Banks continuously look for suspicious or unusual behavior represented by data in real time. For example, when a credit card holder performs transactions from a device for the first time, it sends a notification to the bank. If several transactions take place from different devices during a day, the data generated is a reasonable justification to raise an alarm. Banks are known to inform the valid card holders immediately and even block online transactions. Big data is making detecting unusual transactions easier. For example, if two transactions from the same credit card take place at different cities within a short time gap, the bank is going to get red flags.

Leverage data to detect suspicious activities

Banks access huge customer data from different sources such as social media, logs and call center conversation and that data can be potentially helpful in identifying abnormal activities. For example, when a credit card holder is travelling by an airplane and posts the status on Facebook, any credit card transaction during that period is abnormal and the bank can block the transaction.

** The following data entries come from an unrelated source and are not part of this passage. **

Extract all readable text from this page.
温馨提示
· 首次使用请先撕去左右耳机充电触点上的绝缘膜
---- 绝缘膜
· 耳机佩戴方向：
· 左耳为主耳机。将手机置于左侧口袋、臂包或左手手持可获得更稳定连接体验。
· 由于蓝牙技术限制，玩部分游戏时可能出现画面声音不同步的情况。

Identify possible fraud attempts  

Let us take the case of insurance industry that accepts a lot of fraudulent claims and even approves some. How can big data help solve this problem? The insurance industry can access data from a variety of sources such as social media, past claim records, criminal records, and phone records. When a claim is received, the insurer needs to scrutinize the claim beyond just the claim details. It should scrutinize the information of the claimant. If it detects anything suspicious with the claimant record, it should flag the claim for further investigation.

Case study of Alibaba

Alibaba, the Chinese ecommerce company, has been using big data effectively to tackle fraud. At Alibaba, any potential fraudster has to pass through 5 stages of verification which is a tough proposition. These five stages are (1) Account Check, (2) Device Check, (3) Activity Check, (4) Risk Strategy and (5) Manual Review. Each layer involves the use of huge amounts of data related to the seller and activities. For example, in the first layer of verification, several questions may be asked such as previous record in retailing, suspicious activity and so on. The second layer scrutinizes the devices such as the IP and device operations, number of devices the seller is possibly going to use and so on.


Using big data provides banks and finance companies the opportunity to prevent fraud to a large extent. However, the usage of big data for this purpose is till at its early stages and a lot needs to be done in this regard. Using big data requires a huge mindset change and that, according to Gartner's Chuvakin, the companies need to “Learn to be data-centric and data-driven and then solve problems that call for bigger data, such culture change has to happen for the big data approaches to become pervasive across the industry. And yes, this includes willingness to explore, follow leads, and occasionally arrive at dead ends and algorithms that don't work."